Politics can’t handle the truth about fiscal policy

What we know, or think we know, about fiscal policy five years after the global recession started isn’t all that different from what we knew, or thought we knew, back in 2008. It boils down to two points. One, fiscal stimulus is essential when conventional monetary policy is powerless. Two, fiscal stimulus may be impossible even when it’s essential.
Most economists agree that changes in interest rates are usually a better way to regulate demand than discretionary changes in taxes and public spending. But interest rates can’t fall to less than zero. When that limit is reached – as it was in this recession – fiscal policy must carry a bigger load.

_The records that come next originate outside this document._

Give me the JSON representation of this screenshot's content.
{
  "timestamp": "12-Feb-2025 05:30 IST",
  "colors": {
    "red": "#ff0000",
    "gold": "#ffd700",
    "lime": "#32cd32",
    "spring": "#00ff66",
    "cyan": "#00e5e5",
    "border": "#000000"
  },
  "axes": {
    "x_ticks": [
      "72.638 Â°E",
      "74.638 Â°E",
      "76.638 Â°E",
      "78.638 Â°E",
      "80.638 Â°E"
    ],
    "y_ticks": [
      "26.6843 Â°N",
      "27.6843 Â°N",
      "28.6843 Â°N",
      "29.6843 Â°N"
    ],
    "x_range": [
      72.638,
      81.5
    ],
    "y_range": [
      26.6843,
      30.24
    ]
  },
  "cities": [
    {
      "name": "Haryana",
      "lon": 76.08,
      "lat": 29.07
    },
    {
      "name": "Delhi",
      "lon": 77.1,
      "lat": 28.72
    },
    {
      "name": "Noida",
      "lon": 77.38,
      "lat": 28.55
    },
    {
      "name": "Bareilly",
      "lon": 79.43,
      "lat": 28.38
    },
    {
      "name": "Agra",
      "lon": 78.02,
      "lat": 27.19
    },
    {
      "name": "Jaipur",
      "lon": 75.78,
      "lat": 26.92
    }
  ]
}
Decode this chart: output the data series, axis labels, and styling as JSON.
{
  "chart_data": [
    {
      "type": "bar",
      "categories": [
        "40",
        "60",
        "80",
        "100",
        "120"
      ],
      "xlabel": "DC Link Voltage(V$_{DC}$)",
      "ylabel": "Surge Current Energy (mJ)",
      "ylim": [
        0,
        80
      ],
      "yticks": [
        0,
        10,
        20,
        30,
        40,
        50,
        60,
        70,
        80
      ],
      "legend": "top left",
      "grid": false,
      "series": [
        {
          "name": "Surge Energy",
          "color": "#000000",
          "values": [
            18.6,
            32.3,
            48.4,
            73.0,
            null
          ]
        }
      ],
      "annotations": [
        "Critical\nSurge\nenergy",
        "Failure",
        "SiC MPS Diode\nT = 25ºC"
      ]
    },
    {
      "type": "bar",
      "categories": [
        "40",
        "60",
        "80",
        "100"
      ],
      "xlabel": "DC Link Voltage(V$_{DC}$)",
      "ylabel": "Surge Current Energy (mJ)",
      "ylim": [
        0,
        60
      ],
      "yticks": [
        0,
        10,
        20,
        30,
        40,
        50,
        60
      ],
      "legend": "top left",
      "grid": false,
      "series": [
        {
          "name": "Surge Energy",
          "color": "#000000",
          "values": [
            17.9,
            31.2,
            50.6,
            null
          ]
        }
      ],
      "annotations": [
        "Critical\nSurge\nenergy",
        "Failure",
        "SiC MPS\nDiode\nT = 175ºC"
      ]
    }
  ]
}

In economies with a lot of slack, fiscal multipliers (the change in output that follows from any change in the fiscal balance) are more powerful than usual. This recession, because of its unusual depth, has supplied new evidence to back up this rule, and the U.K.’s attempt to refute the logic with “expansionary austerity” is widely seen as a failure despite some recent tentative signs of recovery.

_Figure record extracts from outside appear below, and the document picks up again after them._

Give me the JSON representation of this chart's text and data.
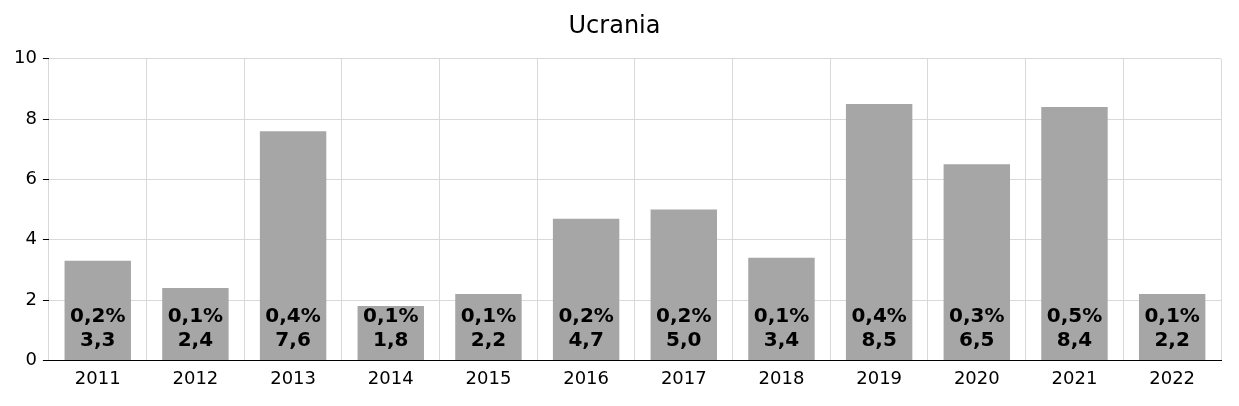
{
  "chart_data": {
    "type": "bar",
    "title": "Ucrania",
    "categories": [
      "2011",
      "2012",
      "2013",
      "2014",
      "2015",
      "2016",
      "2017",
      "2018",
      "2019",
      "2020",
      "2021",
      "2022"
    ],
    "values": [
      3.3,
      2.4,
      7.6,
      1.8,
      2.2,
      4.7,
      5.0,
      3.4,
      8.5,
      6.5,
      8.4,
      2.2
    ],
    "value_labels": [
      "0,2%\n3,3",
      "0,1%\n2,4",
      "0,4%\n7,6",
      "0,1%\n1,8",
      "0,1%\n2,2",
      "0,2%\n4,7",
      "0,2%\n5,0",
      "0,1%\n3,4",
      "0,4%\n8,5",
      "0,3%\n6,5",
      "0,5%\n8,4",
      "0,1%\n2,2"
    ],
    "color": "#a6a6a6",
    "ylim": [
      0,
      10
    ],
    "yticks": [
      0,
      2,
      4,
      6,
      8,
      10
    ],
    "grid": true
  }
}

Moreover, unconventional monetary policy, the other alternative to changes in short-term interest rates, can’t yet be called a success. Only when the Federal Reserve and other central banks end their vast asset-purchase programs will it be possible to render a verdict on quantitative easing as a partial substitute for fiscal stimulus. So far, it looks as though it has helped. Let’s see how the exit goes before we declare it a triumph.
But fiscal stimulus isn’t always an option. Governments can’t do it if investors are unwilling to buy their debt. Greece and other European Union economies discovered this in 2010. Theirs was hardly a new experience.
A country such as Greece can find itself literally unable to service its debts. The U.S. or the U.K., which borrow in their own currencies, could never be forced into that corner. They can simply print the money if need be. Or so it’s argued.
Countries that borrow in their own currency can, in fact, default. Put to one side the periodic threats from the U.S. Congress to repudiate debt as an act of policy. Beyond that, countries may resort to inflation as a way to lighten their debts, and investors are aware of the possibility. A surge in bond yields that would require sudden fiscal contraction is therefore possible even for a country like the U.S. A country that borrows in foreign currency has to keep debt at levels that cause investors no concern; for the others, that’s merely very desirable. Even for the U.S., heading into the next bad recession with a ratio of debt to gross domestic product of 40 percent would be a lot better than doing so with a debt that is 80 percent of GDP. Fiscal consolidation when the economy is strong is as important as fiscal stimulus when it’s weak: Without the first, you can’t count on the second.
Building political coalitions around that simple precept – stimulus when necessary, consolidation when possible – has proved surprisingly hard. The right has mostly argued for austerity regardless. The left has mostly played down the need for fiscal control later, arguing that as growth resumes the problem will take care of itself.
This is the context that made the findings of Carmen Reinhart and Kenneth Rogoff on debt and growth so controversial. Conservatives seized on their finding that high levels of debt are correlated with lower growth, calling it proof that austerity is needed now, which is a non sequitur. Keynesians seized on an error in one of the authors’ papers and on the fact that correlation isn’t causation to imply that austerity is always dumb, also a non sequitur.
It’s silly to ask whether high public debt causes lower growth or vice versa as though it must be one or the other. Almost certainly, both are true. This reinforces the case for fiscal consolidation as the recovery strengthens – not just to restore fiscal room for maneuver but also to support longer-term growth.
What are needed is fiscal strength (as conservatives stress) and the willingness to use it boldly when necessary (as Keynesians stress). This simple proposition was true in 2008 and it’s still true. It should be uncontroversial, but it seems to be more than politics can handle. •


Clive Crook is a Bloomberg View columnist.